In 1998, the company bought me a film scanner, and the computer to go with it. Within a few weeks of tweaking and adjusting, I was scanning everything. That left two 500-sheet boxes of Kodak Ektamatic SC black-and-white, single-weight paper sitting on the shelves in my office. For a while I kept them, just in case I needed them, but by the following summer, I realized I would never use them, and decided to conjure some kind of fine art project I could shoot and print on this abandoned black-and-white paper. Since I have always been drawn to the high desert, I decided to go on a driving tour of New Mexico. That tour, in July of 1999, yielded less than I had hoped, since I am, by profession, a news and sports shooter, with little experience at the time shooting fine art in the desert. I might have made 15 passable images, but it served to inspire me to return and shoot black-and-white again in September 2000. My film was usually Panatomic-X for 35mm, and Verichrome Pan Film for medium format. Occasionally I would play around with Technical Pan Film or High Speed Infrared, or even more rarely, Ilford and Agfa films.

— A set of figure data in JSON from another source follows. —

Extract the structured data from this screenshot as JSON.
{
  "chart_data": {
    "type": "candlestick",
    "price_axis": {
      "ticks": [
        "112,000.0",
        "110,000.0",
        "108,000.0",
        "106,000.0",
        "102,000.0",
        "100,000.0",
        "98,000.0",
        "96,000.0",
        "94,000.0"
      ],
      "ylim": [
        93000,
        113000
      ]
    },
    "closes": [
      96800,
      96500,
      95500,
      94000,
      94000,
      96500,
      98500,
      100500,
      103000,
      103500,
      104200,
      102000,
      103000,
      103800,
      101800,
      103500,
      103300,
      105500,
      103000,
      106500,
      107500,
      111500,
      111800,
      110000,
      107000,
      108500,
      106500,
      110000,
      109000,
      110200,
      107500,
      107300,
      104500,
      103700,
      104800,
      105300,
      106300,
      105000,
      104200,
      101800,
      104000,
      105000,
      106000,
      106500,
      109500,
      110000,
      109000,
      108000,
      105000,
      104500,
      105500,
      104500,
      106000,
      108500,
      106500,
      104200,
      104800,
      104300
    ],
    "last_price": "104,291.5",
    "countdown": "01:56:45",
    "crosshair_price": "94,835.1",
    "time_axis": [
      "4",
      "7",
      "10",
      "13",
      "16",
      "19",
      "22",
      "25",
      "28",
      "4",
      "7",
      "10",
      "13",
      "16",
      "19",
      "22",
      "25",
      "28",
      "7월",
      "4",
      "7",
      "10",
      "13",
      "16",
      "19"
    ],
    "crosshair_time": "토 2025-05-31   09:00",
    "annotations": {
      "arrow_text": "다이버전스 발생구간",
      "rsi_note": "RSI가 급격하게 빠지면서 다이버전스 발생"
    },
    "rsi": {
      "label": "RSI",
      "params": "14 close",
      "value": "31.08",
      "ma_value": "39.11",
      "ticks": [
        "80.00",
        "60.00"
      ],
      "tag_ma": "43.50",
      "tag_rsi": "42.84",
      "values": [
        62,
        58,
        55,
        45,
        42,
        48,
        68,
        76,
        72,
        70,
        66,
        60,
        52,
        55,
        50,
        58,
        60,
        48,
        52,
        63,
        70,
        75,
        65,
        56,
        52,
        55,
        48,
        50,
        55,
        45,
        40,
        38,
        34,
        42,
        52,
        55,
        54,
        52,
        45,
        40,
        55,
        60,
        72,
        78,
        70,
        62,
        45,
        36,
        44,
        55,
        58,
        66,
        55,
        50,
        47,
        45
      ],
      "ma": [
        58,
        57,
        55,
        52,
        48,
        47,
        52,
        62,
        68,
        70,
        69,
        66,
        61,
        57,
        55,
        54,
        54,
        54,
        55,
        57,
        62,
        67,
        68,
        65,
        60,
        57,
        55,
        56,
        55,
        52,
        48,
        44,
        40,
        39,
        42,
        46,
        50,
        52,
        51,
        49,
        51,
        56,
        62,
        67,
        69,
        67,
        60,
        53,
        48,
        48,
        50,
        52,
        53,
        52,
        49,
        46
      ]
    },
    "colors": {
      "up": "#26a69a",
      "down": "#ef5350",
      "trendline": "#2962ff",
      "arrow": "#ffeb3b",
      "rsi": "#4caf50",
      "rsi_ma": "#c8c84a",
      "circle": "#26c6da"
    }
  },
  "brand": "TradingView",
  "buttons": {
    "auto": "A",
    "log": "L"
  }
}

I have boxes and boxes of black-and-white prints spanning a couple of decades. When I get them out, I am reminded of the pleasure black-and-white shooting provided me, and of how much my photography owes this heritage.
The image you’ve shared here makes it clear why B&W film is so far superior to digital. The details in the textures are what stand out to me as well as the fact that the blacks are really black. Those of us with film as our foundation will always long for this kind of look and texture; it’s different and to me far superior.